Novel Vaccines for Anthrax Prevention

预防炭疽病的新型疫苗

• 批准号: 6772449
• 负责人: david allen steinhauer
• 金额: $ 30.4万
• 依托单位: EMORY UNIVERSITY
• 依托单位国家: 美国
• 财政年份: 2003
• 资助国家: 美国
• 起止时间: 2003-07-15 至 2005-06-30
• 项目状态: 已结题
• 来源: https://reporter.nih.gov/project-details/6772449
• 关键词: Bacillus anthracis; Orthomyxoviridae; anthrax toxin; anthrax vaccines; antigen antibody reaction; bacterial antigens; bacterial proteins; bacterial toxins; biotechnology; bioterrorism /chemical warfare; chimeric proteins; drug screening /evaluation; enzyme linked immunosorbent assay; flow cytometry; genetic manipulation; genetic techniques; influenza vaccines; laboratory mouse; microorganism hemagglutinin; receptor binding; vaccine development; vector vaccine; virus protein

DESCRIPTION (provided by applicant): Anthrax is a highly lethal disease caused by Bacillus anthracis.
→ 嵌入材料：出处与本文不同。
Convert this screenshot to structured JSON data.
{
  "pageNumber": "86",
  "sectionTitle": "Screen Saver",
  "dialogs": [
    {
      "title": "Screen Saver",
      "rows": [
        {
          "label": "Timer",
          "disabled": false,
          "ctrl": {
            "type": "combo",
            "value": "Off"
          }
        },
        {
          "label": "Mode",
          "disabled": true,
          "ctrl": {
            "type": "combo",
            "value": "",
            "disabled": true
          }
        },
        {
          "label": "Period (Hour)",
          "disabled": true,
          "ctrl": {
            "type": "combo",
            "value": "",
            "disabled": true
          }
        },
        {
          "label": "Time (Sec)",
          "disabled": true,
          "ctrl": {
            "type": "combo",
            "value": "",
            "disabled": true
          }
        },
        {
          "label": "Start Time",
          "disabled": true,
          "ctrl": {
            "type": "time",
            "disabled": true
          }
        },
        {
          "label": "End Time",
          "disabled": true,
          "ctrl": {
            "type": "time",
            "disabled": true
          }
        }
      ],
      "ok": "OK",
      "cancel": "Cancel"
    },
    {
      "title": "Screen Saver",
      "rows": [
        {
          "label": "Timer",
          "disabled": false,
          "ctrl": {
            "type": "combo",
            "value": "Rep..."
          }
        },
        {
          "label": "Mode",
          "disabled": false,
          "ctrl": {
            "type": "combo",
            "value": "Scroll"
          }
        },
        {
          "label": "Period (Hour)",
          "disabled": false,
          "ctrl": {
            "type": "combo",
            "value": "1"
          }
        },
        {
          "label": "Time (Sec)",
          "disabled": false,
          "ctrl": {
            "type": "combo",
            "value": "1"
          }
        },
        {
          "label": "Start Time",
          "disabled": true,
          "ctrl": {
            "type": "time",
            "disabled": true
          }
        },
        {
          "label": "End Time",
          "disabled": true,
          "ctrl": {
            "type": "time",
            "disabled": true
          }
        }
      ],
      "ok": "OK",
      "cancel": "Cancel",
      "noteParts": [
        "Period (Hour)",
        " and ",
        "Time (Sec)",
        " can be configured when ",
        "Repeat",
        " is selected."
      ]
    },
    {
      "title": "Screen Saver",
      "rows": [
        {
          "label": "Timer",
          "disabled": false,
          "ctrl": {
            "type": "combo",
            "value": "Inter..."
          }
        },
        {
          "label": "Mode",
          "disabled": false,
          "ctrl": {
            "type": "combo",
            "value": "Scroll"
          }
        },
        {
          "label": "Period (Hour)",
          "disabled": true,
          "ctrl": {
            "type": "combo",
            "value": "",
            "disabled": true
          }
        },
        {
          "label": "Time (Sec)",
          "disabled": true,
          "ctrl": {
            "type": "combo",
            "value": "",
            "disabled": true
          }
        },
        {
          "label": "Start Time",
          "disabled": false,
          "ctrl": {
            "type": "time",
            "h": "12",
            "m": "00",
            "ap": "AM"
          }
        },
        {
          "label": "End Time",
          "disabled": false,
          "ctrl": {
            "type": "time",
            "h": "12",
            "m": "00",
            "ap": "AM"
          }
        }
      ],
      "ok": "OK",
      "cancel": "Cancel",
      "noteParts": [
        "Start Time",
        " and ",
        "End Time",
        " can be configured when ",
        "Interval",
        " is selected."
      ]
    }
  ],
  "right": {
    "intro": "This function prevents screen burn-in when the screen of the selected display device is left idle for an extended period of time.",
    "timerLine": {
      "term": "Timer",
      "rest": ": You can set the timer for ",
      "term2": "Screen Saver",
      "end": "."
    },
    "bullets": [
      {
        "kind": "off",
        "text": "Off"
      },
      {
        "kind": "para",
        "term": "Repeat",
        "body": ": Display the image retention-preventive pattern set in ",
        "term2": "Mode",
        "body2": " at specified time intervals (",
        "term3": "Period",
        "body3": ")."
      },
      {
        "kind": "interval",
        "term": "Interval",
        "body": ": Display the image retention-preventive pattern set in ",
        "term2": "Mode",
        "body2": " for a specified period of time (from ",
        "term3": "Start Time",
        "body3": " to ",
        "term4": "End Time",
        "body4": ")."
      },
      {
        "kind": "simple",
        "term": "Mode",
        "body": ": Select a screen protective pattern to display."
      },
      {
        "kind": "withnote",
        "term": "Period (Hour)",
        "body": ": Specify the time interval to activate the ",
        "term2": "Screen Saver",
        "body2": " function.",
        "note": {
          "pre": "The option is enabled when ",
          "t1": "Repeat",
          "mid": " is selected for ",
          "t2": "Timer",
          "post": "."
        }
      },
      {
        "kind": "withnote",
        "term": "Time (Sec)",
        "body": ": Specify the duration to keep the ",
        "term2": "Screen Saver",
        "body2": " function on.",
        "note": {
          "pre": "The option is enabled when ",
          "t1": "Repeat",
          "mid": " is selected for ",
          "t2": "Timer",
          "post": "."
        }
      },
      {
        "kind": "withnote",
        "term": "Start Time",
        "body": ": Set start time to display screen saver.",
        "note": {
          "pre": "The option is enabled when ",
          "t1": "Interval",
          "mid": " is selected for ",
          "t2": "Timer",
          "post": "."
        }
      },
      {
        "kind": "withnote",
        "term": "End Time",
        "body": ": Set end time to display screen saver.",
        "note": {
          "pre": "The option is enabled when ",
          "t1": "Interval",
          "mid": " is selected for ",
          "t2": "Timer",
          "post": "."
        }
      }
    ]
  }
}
Currently it poses a major concern as a bioterrorist weapon. The three-component toxin of Bacillus anthracis is the principle mediator of pathogenicity. It consists of the protective antigen (PA), the lethal factor (LF), and the edema factor (EF). Although antibody responses to the PA are known to protect anthrax, a suitable vaccine for prevention of inhalation anthrax, the most lethal form, is not currently available for large-scale practical use. We hypothesize that it might be possible to engineer particular domains of the PA into the hemagglutinin glycoprotein (HA) of influenza virus, and that vaccine strains of influenza containing such chimeric HAs might provide protective immunity against both diseases. One advantage is that influenza vaccines are produced in large scale on an annual basis, so mass immunization procedures would not be problematic provided the recombinant viruses grow reasonably well. Another advantage of this approach relates to the properties of influenza as a strong inducer of both systemic and mucosal immunity, and as such, might enhance the neutralizing antibody responses to PA and provide protection against inhalation anthrax. As such, we propose to generate chimeric HA-PA proteins, assess their capacity to provide HA receptor binding and membrane fusion functions, and generate viruses containing the most suitable constructs by reverse genetics. These viruses will then be analyzed in mice for their ability to induce appropriate anti-HA and anti-PA immune responses.

描述（申请人提供）：炭疽是由炭疽杆菌引起的高度致命的疾病。目前，它作为生物恐怖武器引起了人们的主要关注。炭疽杆菌的三组分毒素是致病性的主要介质。它由保护性抗原（PA）、致死因子（LF）和水肿因子（EF）组成。 尽管已知对PA的抗体反应可以保护炭疽，但用于预防吸入性炭疽（最致命的形式）的合适疫苗目前尚未可大规模实际使用。我们推测，有可能将 PA 的特定结构域改造到流感病毒的血凝素糖蛋白 (HA) 中，并且含有这种嵌合 HA 的流感疫苗株可能会提供针对这两种疾病的保护性免疫力。一个优点是流感疫苗每年都可以大规模生产，因此只要重组病毒生长得相当好，大规模免疫程序就不会出现问题。这种方法的另一个优点涉及流感作为全身和粘膜免疫的强诱导剂的特性，因此可能增强对 PA 的中和抗体反应并提供针对吸入性炭疽的保护。因此，我们建议生成嵌合 HA-PA 蛋白，评估其提供 HA 受体结合和膜融合功能的能力，并通过反向遗传学生成包含最合适构建体的病毒。然后将在小鼠中分析这些病毒诱导适当的抗 HA 和抗 PA 免疫反应的能力。

项目成果

The effects of preexisting immunity to influenza on responses to influenza vectors in mice.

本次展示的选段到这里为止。